Around five o'clock, as she was contemplating a nap in reward for her labors, Harry rapped on the screen door. The autopsy results had come. Northern Montana was not rife with murders and the medical examiner had worked up Carolyn Van Slyke's corpse first thing.
Much of it they already knew from observation: no defensive wounds, no sexual assault, no skin beneath the fingernails, no bullets in the body, no knife wounds but the filleting of the front upper quadrant of the skull where the
M.E. approximated two to three ounces of flesh had been excised.

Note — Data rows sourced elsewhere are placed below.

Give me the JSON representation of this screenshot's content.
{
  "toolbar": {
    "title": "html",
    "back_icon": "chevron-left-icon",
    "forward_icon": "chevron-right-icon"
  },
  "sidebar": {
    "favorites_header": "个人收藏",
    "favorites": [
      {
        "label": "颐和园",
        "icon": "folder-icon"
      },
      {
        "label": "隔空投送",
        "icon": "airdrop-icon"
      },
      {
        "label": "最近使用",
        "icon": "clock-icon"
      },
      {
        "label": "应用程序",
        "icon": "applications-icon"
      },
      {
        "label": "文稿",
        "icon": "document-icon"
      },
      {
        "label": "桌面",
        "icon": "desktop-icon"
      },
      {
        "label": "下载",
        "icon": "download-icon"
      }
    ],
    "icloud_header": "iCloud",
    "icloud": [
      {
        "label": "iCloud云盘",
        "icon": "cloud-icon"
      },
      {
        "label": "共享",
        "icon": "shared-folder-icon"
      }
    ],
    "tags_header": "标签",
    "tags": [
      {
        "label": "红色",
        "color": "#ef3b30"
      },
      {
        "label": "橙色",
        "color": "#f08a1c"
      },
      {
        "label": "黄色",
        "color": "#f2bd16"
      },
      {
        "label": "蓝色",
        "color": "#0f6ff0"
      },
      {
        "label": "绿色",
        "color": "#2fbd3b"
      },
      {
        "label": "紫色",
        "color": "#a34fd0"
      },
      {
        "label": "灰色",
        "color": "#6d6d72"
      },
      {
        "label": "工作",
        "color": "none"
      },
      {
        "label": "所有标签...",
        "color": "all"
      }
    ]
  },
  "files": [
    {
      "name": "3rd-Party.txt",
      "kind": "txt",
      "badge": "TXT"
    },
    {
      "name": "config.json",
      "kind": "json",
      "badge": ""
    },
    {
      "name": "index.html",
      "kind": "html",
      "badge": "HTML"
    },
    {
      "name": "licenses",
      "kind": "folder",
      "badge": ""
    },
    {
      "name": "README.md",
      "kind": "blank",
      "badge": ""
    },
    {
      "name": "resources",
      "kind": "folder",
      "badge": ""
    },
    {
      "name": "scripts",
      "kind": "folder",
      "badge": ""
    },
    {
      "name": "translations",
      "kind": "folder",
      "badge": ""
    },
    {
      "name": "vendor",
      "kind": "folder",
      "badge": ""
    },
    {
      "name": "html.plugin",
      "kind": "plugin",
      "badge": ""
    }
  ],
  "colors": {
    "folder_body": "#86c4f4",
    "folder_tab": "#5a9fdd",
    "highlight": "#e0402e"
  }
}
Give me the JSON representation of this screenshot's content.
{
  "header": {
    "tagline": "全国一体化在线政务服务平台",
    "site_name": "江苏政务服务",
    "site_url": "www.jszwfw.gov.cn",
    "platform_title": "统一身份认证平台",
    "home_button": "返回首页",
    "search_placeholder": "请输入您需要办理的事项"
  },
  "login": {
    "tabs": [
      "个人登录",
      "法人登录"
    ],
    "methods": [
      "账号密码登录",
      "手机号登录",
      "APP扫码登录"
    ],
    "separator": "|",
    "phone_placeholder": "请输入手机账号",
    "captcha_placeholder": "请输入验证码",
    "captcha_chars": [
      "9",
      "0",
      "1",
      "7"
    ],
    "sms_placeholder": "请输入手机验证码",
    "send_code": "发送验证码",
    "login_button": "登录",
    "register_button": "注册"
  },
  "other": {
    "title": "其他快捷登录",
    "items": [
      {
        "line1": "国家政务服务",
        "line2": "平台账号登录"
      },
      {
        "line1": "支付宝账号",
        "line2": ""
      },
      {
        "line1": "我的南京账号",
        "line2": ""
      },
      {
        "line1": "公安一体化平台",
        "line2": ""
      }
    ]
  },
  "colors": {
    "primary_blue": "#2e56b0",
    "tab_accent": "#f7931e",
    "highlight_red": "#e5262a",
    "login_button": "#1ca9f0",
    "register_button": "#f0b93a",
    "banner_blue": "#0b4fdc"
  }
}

The cause of death was severing of the spinal cord between the first and second cervical vertebrae. That surprised Anna. Given the cutting on the face, she thought head injury would be the cause, that the removal of the flesh might have been done in part to hide the nature of the blow.
"Did he just twist her head till her neck snapped?" she asked. She'd seen it done in a dozen movies but never come across it in real life. For some reason the image made her queasier than the slicing and dicing.
"Nope," Harry said. "Weirder yet." He handed her the report he'd been reading from and she scanned the last half of a page.
Carolyn Van Slyke had been struck on the side of the head with such force her neck had snapped, not just crushing the cord but knocking the skull so fast and hard that it was propelled over the opposite shoulder and down toward the clavicle, pulverizing the outer edges of three vertebrae and hyperextending the muscles and tendons of the neck.
"She must have been hit with a tree trunk to get that kind of torque," Anna said.
"No tree trunk," Ruick said. "What's missing?"
Anna didn't like to be quizzed. Then again, she loved a challenge. For half a minute she skimmed what had been read to her and read again the final paragraphs. "Ah!" she said as the light finally dawned. "No injury to the skull. No point of impact, cracking, etcetera."